The false positive problem is a product problem

01 May 2026 securityproductsoc

When a SOC is drowning in alerts, the instinct is to hire more analysts. More eyes, more throughput. The queue goes down temporarily. Then it comes back.

The real problem isn’t volume. It’s fidelity.

If half your alerts are false positives (and for most managed SOCs, half is roughly right), you’re not running a security operation. You’re running a noise filter staffed by humans. Every analyst who closes a false positive is an analyst who isn’t hunting. Every merge request filed to tune a detection rule is an engineering burden that compounds.

The product question is: what would it take to make the queue smarter, not just shorter?

Closing tickets is table stakes. Improving fidelity is the job.
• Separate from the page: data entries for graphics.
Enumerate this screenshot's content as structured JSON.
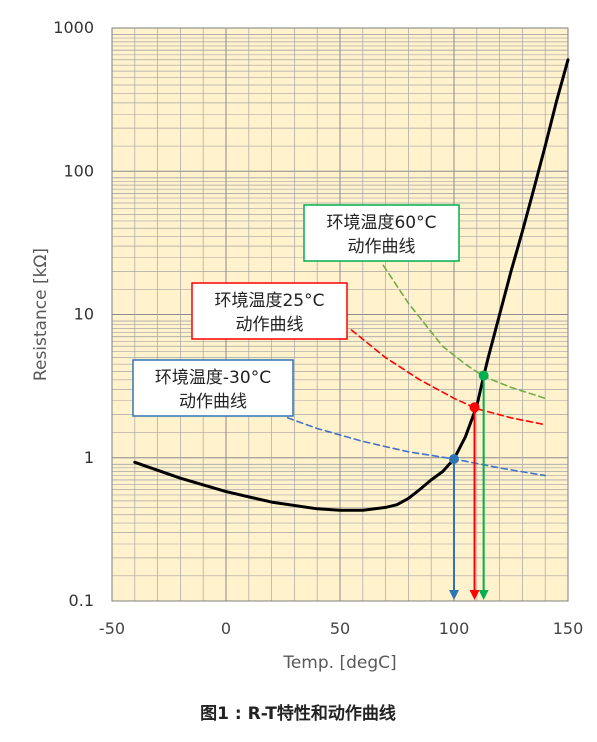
{
  "chart_data": {
    "type": "line",
    "title": "",
    "xlabel": "Temp. [degC]",
    "ylabel": "Resistance [kΩ]",
    "xlim": [
      -50,
      150
    ],
    "ylim": [
      0.1,
      1000
    ],
    "yscale": "log",
    "grid": true,
    "x_ticks": [
      "-50",
      "0",
      "50",
      "100",
      "150"
    ],
    "y_ticks": [
      "0.1",
      "1",
      "10",
      "100",
      "1000"
    ],
    "caption": "图1 : R-T特性和动作曲线",
    "series": [
      {
        "name": "",
        "style": "solid",
        "color": "#000000",
        "x": [
          -40,
          -20,
          0,
          20,
          40,
          50,
          60,
          70,
          75,
          80,
          85,
          90,
          95,
          100,
          105,
          110,
          113,
          115,
          120,
          125,
          130,
          135,
          140,
          145,
          150
        ],
        "y": [
          0.93,
          0.72,
          0.58,
          0.49,
          0.44,
          0.43,
          0.43,
          0.45,
          0.47,
          0.52,
          0.6,
          0.7,
          0.8,
          0.98,
          1.4,
          2.3,
          3.7,
          5.0,
          10.0,
          20.0,
          38.0,
          75.0,
          150.0,
          310.0,
          600.0
        ]
      },
      {
        "name": "环境温度-30°C 动作曲线",
        "style": "dashed",
        "color": "#4472c4",
        "x": [
          27,
          40,
          60,
          80,
          100,
          120,
          140
        ],
        "y": [
          1.9,
          1.6,
          1.3,
          1.1,
          0.98,
          0.85,
          0.75
        ]
      },
      {
        "name": "环境温度25°C 动作曲线",
        "style": "dashed",
        "color": "#ff0000",
        "x": [
          55,
          70,
          85,
          100,
          110,
          125,
          140
        ],
        "y": [
          7.8,
          5.0,
          3.5,
          2.6,
          2.2,
          1.9,
          1.7
        ]
      },
      {
        "name": "环境温度60°C 动作曲线",
        "style": "dashed",
        "color": "#70ad47",
        "x": [
          69,
          80,
          95,
          105,
          113,
          125,
          140
        ],
        "y": [
          22.0,
          12.0,
          6.0,
          4.5,
          3.7,
          3.1,
          2.6
        ]
      }
    ],
    "markers": [
      {
        "name": "-30°C",
        "x": 100,
        "y": 0.98,
        "color": "#2e75b6"
      },
      {
        "name": "25°C",
        "x": 109,
        "y": 2.25,
        "color": "#ff0000"
      },
      {
        "name": "60°C",
        "x": 113,
        "y": 3.75,
        "color": "#00b050"
      }
    ],
    "annotations": [
      {
        "key": "m30",
        "line1": "环境温度-30°C",
        "line2": "动作曲线",
        "border": "#2e75b6"
      },
      {
        "key": "t25",
        "line1": "环境温度25°C",
        "line2": "动作曲线",
        "border": "#ff0000"
      },
      {
        "key": "t60",
        "line1": "环境温度60°C",
        "line2": "动作曲线",
        "border": "#00b050"
      }
    ],
    "colors": {
      "plot_background": "#fff2cc",
      "grid": "#a6a6a6",
      "curve": "#000000"
    }
  }
}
The best operators aren’t the ones who close the most alerts. They’re the ones who make the detection logic better over time so that fewer bad alerts reach them in the first place.

That’s a compounding loop. Better detections → fewer false positives → freed analyst capacity → more hunting → better detections.

But the loop only turns if tuning is frictionless. If an analyst has to file an engineering MR to narrow a firing condition, the loop stalls. The cost of tuning exceeds the benefit, and analysts learn to close noise quietly instead of fixing it.

What the product needs to do

The rule of thumb I’ve been working from: tuning should always be one step from triage.

Close a false positive → immediate suggestion to adjust the detection condition, from within the same view. No code. No MR. No separate workflow.

That’s not a feature. It’s a prerequisite for everything else.

Detection quality metrics (false positive rate per rule, per team, over time) need to be visible and unambiguous. Not buried in a dashboard somewhere, but part of the operational picture. The measure of a well-run SOC shouldn’t be tickets closed. It should be whether the queue is getting sharper or noisier quarter over quarter.

The thing about AI

AI-assisted triage gets a lot of attention. Autonomous agents that pre-enrich alerts, classify FP vs TP, summarise findings. That’s genuinely useful. But it’s downstream of fidelity.

If the detection logic is bad, AI triage is doing expensive processing on noise. The leverage is at the detection layer, not the triage layer.

Fix the signal first. Then automate the triage.